After his early career struggles at the line this is the third straight year that Biyombo has improved – and this year more than ever before as he’s shooting 67.7 per cent from the stripe. It’s still a notch below the 75.6 per cent league average, but it’s good enough that fouling Biyombo on purpose isn’t a viable strategy.
His secret? Practice.
“It’s repetition,” he said. “I spent a lot of time in the gym after practice, a lot of time this summer, more than I have in the past but I have a long way to go. I want to get a good percentage that I am happy with, I want to be at least 75 per cent. That’s my goal. I will get there, but it’s a process.”
It’s probably not fair to say that big men are poor free throw shooters as a rule, but it is fair to say that some of the game’s worst free-throw shooters have been and are big men.
According to Basketball-Reference.com, of the nine men in NBA history to shoot less than 50 per cent from the line while making at least four attempts a game, only one, Johnny Green, wasn’t a centre or power forward. Some of the biggest names in the sport were awful free-throw shooters, including Wilt Chamberlain, Bill Russell and Shaquille O’Neal.
It makes some speculate if there is something about being so big – hand size, length of arms – that makes the free-throw motion awkward.
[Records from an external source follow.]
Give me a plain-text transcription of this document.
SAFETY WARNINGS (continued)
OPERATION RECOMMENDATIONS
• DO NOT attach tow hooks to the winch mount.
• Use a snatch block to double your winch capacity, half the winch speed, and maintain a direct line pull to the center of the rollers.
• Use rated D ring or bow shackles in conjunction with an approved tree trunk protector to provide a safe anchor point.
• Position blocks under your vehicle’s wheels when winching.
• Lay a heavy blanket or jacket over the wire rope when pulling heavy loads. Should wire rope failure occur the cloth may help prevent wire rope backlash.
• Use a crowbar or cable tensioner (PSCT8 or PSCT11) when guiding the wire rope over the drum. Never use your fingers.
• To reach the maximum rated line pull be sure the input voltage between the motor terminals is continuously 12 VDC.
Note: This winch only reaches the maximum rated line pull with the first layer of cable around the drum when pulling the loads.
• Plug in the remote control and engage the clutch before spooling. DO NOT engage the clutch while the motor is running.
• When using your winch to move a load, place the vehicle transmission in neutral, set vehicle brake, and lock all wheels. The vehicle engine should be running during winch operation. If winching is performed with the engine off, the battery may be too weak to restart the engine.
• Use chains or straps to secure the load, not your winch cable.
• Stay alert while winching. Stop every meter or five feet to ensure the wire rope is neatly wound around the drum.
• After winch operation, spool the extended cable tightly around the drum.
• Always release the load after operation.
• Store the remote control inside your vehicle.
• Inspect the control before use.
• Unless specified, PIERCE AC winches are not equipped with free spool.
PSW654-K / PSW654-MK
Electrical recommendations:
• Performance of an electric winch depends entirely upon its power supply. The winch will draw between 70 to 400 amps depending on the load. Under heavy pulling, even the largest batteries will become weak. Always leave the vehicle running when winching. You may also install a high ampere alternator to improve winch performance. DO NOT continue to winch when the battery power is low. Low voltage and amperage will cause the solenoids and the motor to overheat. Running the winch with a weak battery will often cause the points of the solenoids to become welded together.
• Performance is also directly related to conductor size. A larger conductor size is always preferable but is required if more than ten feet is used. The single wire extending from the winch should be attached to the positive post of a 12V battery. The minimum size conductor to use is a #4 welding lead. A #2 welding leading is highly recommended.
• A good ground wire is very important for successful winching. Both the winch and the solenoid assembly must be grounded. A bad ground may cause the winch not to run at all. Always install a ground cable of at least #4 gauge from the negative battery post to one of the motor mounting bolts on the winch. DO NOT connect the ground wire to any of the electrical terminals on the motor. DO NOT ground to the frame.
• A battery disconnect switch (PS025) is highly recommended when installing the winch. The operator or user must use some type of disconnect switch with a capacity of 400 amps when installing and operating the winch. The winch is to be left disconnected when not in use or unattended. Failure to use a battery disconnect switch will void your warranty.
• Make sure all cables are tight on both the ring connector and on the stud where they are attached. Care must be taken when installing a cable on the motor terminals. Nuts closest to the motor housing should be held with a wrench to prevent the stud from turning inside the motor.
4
The converse is that in the long history of the game only a small handful of players have ever shot that poorly from the line, so maybe it’s not something worth generalizing about.
“If you look by position, on average, the centres will be the lowest free-throw percentage guys, on average,” said Pistons coach Stan Van Gundy, who can only grimace when Drummond steps up to the line. Van Gundy coached Dwight Howard (57.2 per cent for his career) and Shaq (52.7 per cent) so he’s seen this before.
“It’s not true of all of them, some of them shoot it really well – I don’t know. Some people say guys with bigger hands have less touch, I don’t have any idea. It’s an individual thing.”
The Raptors big men are all good free shooters, led by Luis Scola at 78.9 per cent, Jonas Valanciunas at 75.2 per cent and the improving Biyombo who would seem to put to rest any preconceived notions about what a solid free-throw shooter he is. He’s got never-ending reach, enormous hands and isn’t the most fluid shooter, but he’s put in his time and has improved.
On Friday, for example, he came to the gym early to lift weights and shoot before practice. He stayed after practice to get more shots up and came back in the evening for more shooting. He shoots at least 200 free throws a day, as many as possible in game-like conditions – with the heart racing and in sets of two.
“I wanted to get to the point where I want people to foul me and send me to the free-throw line,” said Biyombo. “I see what’s happening to those guys [Drummond and Jordan] and for me I want people to foul me, I want to be at the free-throw line, I want to get those easy two points. If you’re going to foul me, go ahead and do it.
“I think free throws are easy points, especially for us big men. We battle and they foul us. You don’t want to give the coach an excuse to take you out of the game. You want your teammates to trust they can give you the ball. At the end of the game they’re going to need your defence, so you want them to keep you in on offence too.”